Medical Extensions
An article on SI.com a few days ago details the players receiving medical extensions from the PGA Tour in 2007.
When a golfer misses part of the year due to injury, he can apply to the Tour for a medical extension. The Tour takes into account the nature of the injury, how much time the golfer missed, and that golfer's status, then decides whether to issue the extension and how many tournaments it will get the golfer into the following year.
Among the golfers receiving medical extensions from the PGA Tour for 2007 are Tom Byrum, Scott Hoch, Scott McCarron, J.L. Lewis and Hank Kuehne.

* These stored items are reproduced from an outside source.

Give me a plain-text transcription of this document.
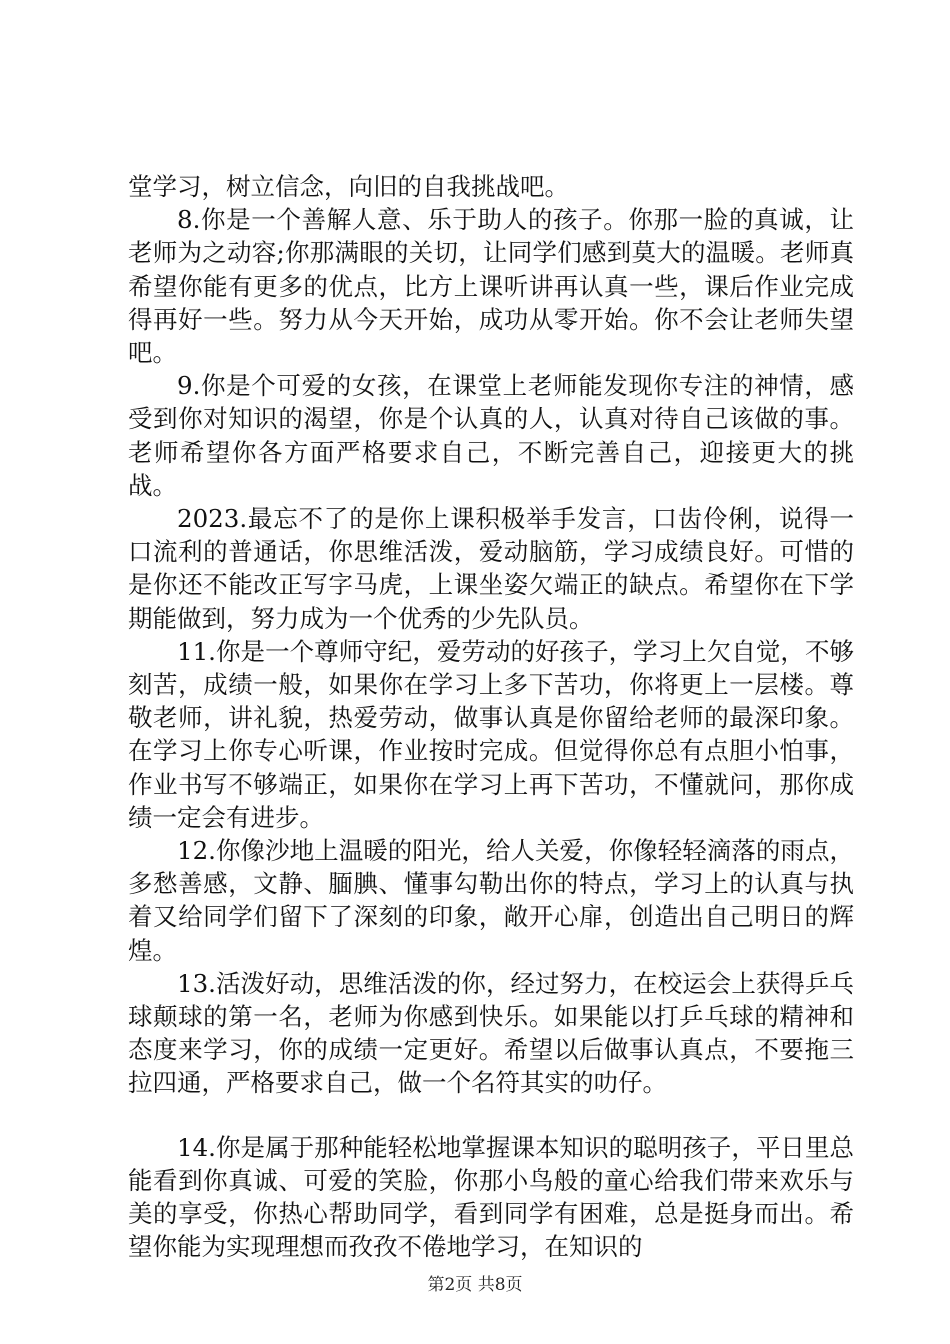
堂学习，树立信念，向旧的自我挑战吧。

8.你是一个善解人意、乐于助人的孩子。你那一脸的真诚，让老师为之动容;你那满眼的关切，让同学们感到莫大的温暖。老师真希望你能有更多的优点，比方上课听讲再认真一些，课后作业完成得再好一些。努力从今天开始，成功从零开始。你不会让老师失望吧。

9.你是个可爱的女孩，在课堂上老师能发现你专注的神情，感受到你对知识的渴望，你是个认真的人，认真对待自己该做的事。老师希望你各方面严格要求自己，不断完善自己，迎接更大的挑战。

2023.最忘不了的是你上课积极举手发言，口齿伶俐，说得一口流利的普通话，你思维活泼，爱动脑筋，学习成绩良好。可惜的是你还不能改正写字马虎，上课坐姿欠端正的缺点。希望你在下学期能做到，努力成为一个优秀的少先队员。

11.你是一个尊师守纪，爱劳动的好孩子，学习上欠自觉，不够刻苦，成绩一般，如果你在学习上多下苦功，你将更上一层楼。尊敬老师，讲礼貌，热爱劳动，做事认真是你留给老师的最深印象。在学习上你专心听课，作业按时完成。但觉得你总有点胆小怕事，作业书写不够端正，如果你在学习上再下苦功，不懂就问，那你成绩一定会有进步。

12.你像沙地上温暖的阳光，给人关爱，你像轻轻滴落的雨点，多愁善感，文静、腼腆、懂事勾勒出你的特点，学习上的认真与执着又给同学们留下了深刻的印象，敞开心扉，创造出自己明日的辉煌。

13.活泼好动，思维活泼的你，经过努力，在校运会上获得乒乓球颠球的第一名，老师为你感到快乐。如果能以打乒乓球的精神和态度来学习，你的成绩一定更好。希望以后做事认真点，不要拖三拉四通，严格要求自己，做一个名符其实的叻仔。

14.你是属于那种能轻松地掌握课本知识的聪明孩子，平日里总能看到你真诚、可爱的笑脸，你那小鸟般的童心给我们带来欢乐与美的享受，你热心帮助同学，看到同学有困难，总是挺身而出。希望你能为实现理想而孜孜不倦地学习，在知识的

第2页 共8页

Kuehne, for example, received an extension that gets him into 21 tournaments in 2007. In those 21 tournaments, has can maintain his fully exempt status by winning the equivalent of No. 125 on the 2006 money list. If he fails to do that, and also fails to finish in the Top 125 on the 2007 money list, he loses exempt status and will be faced with the possibility of returning to Q-School.
The most interesting player among those receiving extensions is Steven Bowditch. In 2006, Bowditch had one of the worst seasons in recent PGA Tour history. He made just 3 of 24 cuts. He was DQ'd four times and withdrew another three times. He shot in the 60s just three times, but in the 80s six times.
Bowditch applied for a medical extension, citing depression. And the PGA Tour granted him a minor medical extension for 2007 that gets him into five tournaments.
You'd be depressed, too, if you had a year like the one Bowditch had in 2006.